Aktive Ansprache durch Spezialisten
«Der Wettbewerb ist intensiv, doch entscheidend sind Relevanz, Effizienz und proaktive Ansprache», weiss Alexis Weil, CEO von Seniorsatwork, wo man sich auf ältere Stellensuchende spezialisiert hat. Weil hat einige konkrete Hinweise darauf, was funktioniert: gezieltes Matching und sogenanntes Active Sourcing. «Neben smarten Algorithmen setzen wir auf Active Sourcing – in einem Arbeitnehmermarkt wollen Kandidaten aktiv angesprochen werden», so Weil. «Das erhöht die Rückmeldungen und beschleunigt den Rekrutierungsprozess.» Hinzu kommt eine hohe Benutzerfreundlichkeit. «Eine schnelle, effiziente und intuitive Plattform ist heute das A und O – Unternehmen müssen ohne Umwege die richtigen Kandidaten finden», sagt Weil.
Nischenanbieter wie Seniorsatwork hätten klare Vorteile gegenüber grossen, breit aufgestellten Plattformen: Weil führt vier Argumente auf: Zunächst die Spezialisierung und den Fokus.«Wir verstehen die Bedürfnisse der Fünfzig-plus-Generation und der Unternehmen, die sie suchen, besser als jede generische Jobbörse. Das macht unser Angebot präziser und relevanter.» Dann setzt er auf Community und Engagement. «Während grosse Plattformen oft unpersönlich sind, bauen wir eine enge Bindung zu unserer Zielgruppe auf – und das stärkt Vertrauen.» Weiter nennt Weil Agilität und Innovation. «Wir können schneller auf Veränderungen reagieren und Lösungen massgeschneidert umsetzen. Ein Beispiel ist unser neuer Matching-Algorithmus, der die Jobvermittlung für Senior Talents deutlich vereinfacht.» Schliesslich gebe es den gesellschaftlichen Trend. «Der demografische Wandel ist eine Realität – Unternehmen erkennen zunehmend den Wert älterer Fachkräfte.»
KI wird die Jobsuche grundlegend verändern – mit grossen Chancen, aber auch Herausforderungen, zeigt sich Weil überzeugt. Chancen sieht er bei einer effizienteren Vermittlung: KI kann Lebensläufe und Jobprofile präziser abgleichen, sodass Unternehmen schneller die passenden Talente finden.
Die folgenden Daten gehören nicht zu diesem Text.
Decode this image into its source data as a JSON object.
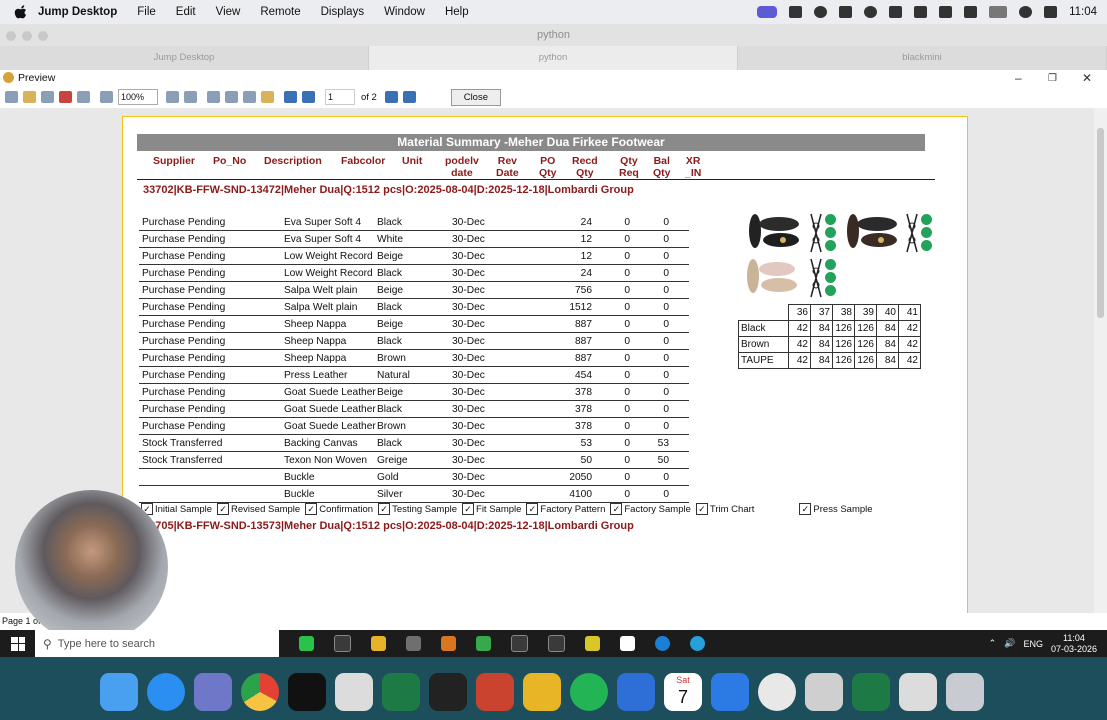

Herausforderungen sieht Weil bei möglichen Bias und Diskriminierungen. «Eine KI ist nur so gut wie ihre Trainingsdaten. Um Fairness zu gewährleisten, müssen wir sicherstellen, dass Senior Talents und andere Gruppen nicht benachteiligt werden.» Und der menschliche Faktor bleibe essenziell: «Nicht alles lässt sich automatisieren – Soft Skills, Emotionen und soziale Kompetenz spielen in der Jobvermittlung eine entscheidende Rolle», so Weil. «Unternehmen sollten KI gezielt nutzen, aber nicht blind darauf setzen.»